E puntualmente sul lungomare sud è scattata l’anarchia ed il far west alla faccia dei turisti, degli albergatori e dei residenti che anche a Ferragosto chiedono il rispetto dei propri diritti: musica sparata all’impazzata da dj, vocalist urlanti a più microfoni e senza sosta, musica alzata a 80 decibel dopo le 2 e fino alle 4 della mattina, chalet aperti dopo le 4 che continuavano a vendere alcolici, risse con feriti (via Tremiti) con intervento dell’autombulanza.

E a questo vanno aggiunte le lamentele dei turisti che, svegli per il “rumore sparato”, hanno occupato le hall degli hotel per chiedere spiegazioni e la partenza anticipata.
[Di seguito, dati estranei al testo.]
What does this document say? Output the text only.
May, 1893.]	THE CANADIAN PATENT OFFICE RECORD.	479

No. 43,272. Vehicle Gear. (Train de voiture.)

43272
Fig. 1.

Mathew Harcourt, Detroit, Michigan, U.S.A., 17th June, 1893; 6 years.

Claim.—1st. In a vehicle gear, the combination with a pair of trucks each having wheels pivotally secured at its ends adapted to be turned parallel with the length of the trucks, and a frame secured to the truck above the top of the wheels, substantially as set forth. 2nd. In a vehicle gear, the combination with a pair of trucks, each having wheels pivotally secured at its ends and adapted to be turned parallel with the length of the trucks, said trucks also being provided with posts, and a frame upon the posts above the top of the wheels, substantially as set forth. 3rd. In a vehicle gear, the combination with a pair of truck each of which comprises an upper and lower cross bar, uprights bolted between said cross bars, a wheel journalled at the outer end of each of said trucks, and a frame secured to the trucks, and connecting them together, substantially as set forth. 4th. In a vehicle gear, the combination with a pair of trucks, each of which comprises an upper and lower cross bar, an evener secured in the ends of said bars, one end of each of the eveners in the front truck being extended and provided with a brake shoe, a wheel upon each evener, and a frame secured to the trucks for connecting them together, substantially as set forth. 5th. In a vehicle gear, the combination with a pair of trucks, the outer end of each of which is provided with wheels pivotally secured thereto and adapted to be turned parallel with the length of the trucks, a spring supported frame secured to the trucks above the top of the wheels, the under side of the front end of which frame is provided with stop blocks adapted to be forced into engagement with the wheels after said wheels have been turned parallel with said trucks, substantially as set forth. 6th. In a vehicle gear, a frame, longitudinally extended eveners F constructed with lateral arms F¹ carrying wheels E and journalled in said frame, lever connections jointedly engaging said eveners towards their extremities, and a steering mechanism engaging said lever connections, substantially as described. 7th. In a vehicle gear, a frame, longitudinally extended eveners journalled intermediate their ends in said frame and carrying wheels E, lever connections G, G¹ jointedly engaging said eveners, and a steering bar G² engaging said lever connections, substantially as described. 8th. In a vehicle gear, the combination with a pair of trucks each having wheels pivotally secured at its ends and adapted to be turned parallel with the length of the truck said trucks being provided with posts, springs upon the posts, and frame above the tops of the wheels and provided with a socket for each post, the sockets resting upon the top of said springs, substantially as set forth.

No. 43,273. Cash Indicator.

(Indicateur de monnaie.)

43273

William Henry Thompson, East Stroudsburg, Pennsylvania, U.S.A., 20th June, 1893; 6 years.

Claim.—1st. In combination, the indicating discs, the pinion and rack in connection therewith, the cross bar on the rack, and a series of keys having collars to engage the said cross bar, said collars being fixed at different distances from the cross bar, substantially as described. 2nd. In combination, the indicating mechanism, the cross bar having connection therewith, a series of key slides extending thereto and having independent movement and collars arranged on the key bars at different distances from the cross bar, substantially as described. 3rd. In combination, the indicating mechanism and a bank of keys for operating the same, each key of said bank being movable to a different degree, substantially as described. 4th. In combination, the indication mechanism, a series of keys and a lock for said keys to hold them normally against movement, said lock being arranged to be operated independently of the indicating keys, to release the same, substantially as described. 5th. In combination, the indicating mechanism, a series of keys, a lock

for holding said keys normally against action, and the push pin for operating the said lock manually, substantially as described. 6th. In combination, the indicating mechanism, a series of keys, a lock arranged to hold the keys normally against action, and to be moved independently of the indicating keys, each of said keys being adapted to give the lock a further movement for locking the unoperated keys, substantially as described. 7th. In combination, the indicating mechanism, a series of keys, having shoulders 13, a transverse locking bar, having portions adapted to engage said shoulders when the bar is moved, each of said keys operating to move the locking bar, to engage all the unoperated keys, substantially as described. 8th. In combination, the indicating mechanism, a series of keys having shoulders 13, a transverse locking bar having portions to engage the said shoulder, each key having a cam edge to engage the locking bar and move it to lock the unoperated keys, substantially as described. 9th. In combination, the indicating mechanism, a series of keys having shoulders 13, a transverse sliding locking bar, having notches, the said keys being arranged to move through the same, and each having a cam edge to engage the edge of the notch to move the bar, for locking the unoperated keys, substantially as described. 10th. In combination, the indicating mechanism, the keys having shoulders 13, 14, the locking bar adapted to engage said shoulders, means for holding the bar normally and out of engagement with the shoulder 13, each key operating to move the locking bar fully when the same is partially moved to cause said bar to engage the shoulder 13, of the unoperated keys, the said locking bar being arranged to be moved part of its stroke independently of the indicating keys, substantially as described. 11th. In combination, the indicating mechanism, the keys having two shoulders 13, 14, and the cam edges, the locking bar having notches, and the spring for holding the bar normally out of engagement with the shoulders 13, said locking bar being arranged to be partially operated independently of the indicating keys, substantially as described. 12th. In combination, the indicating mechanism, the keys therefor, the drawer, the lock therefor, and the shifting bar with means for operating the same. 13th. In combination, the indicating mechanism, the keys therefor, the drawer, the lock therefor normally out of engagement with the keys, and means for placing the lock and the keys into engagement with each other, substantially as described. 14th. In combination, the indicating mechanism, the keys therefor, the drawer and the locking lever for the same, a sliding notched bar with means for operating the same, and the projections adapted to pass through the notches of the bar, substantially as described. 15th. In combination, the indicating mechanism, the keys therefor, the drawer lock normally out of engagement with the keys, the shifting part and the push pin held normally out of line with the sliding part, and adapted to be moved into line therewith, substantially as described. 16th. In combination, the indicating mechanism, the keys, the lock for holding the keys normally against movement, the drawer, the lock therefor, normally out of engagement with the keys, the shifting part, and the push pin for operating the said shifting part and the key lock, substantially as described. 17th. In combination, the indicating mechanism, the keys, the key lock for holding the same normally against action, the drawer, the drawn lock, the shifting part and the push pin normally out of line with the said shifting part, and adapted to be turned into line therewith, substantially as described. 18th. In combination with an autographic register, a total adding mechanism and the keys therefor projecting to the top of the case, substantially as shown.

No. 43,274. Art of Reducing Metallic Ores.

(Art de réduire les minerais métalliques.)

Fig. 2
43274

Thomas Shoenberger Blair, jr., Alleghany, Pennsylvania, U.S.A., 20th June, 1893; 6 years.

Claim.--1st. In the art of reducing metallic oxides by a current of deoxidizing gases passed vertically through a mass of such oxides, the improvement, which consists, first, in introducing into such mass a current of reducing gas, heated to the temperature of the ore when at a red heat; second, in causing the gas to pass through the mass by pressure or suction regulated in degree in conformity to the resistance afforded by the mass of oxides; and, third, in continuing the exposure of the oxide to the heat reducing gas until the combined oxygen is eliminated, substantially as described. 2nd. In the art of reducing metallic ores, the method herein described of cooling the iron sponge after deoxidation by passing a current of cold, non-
E tutto questo con la nostra amministrazione in prima linea compiacente e responsabile della situazione generatasi, per i seguenti motivi:

– la legge non consente che si possano dare deroghe fino alle 4 del mattino per di più per 2 notti consecutive;

– la legge non consente che si possano dare deroghe di livello di emissione sonora fino a 70 decibel di notte, in quanto tale limite significherebbe di fatto ritenere il lungomare come un’area industriale, il che è contro il piano di zonizzazione acustica per il quale il limite di decibel è 55 decibel (e poi una considerazione di buon senso: se 70 decibel è il limite consentito in facciata ad un edificio, figuriamoci che livello si avrebbe dentro lo stesso locale…ai limiti della sopportazione fisica);

– la legge non consente che si possano autorizzare manifestazioni in deroga, senza che sia garantito un minimo di controllo da parte degli organi competenti

– la legge non consente che gli chalet diventino discoteche all’aperto con le autorizzazioni di trattenimento danzante che il Comune rilascia in deroga consapevolmente.

Mi chiedo se questo è fare turismo, anche perchè è ormai questa la vera tradizione del Ferragosto grottammarese non più certo lo spettacolo dei fuochi d’artificio di mezzanotte».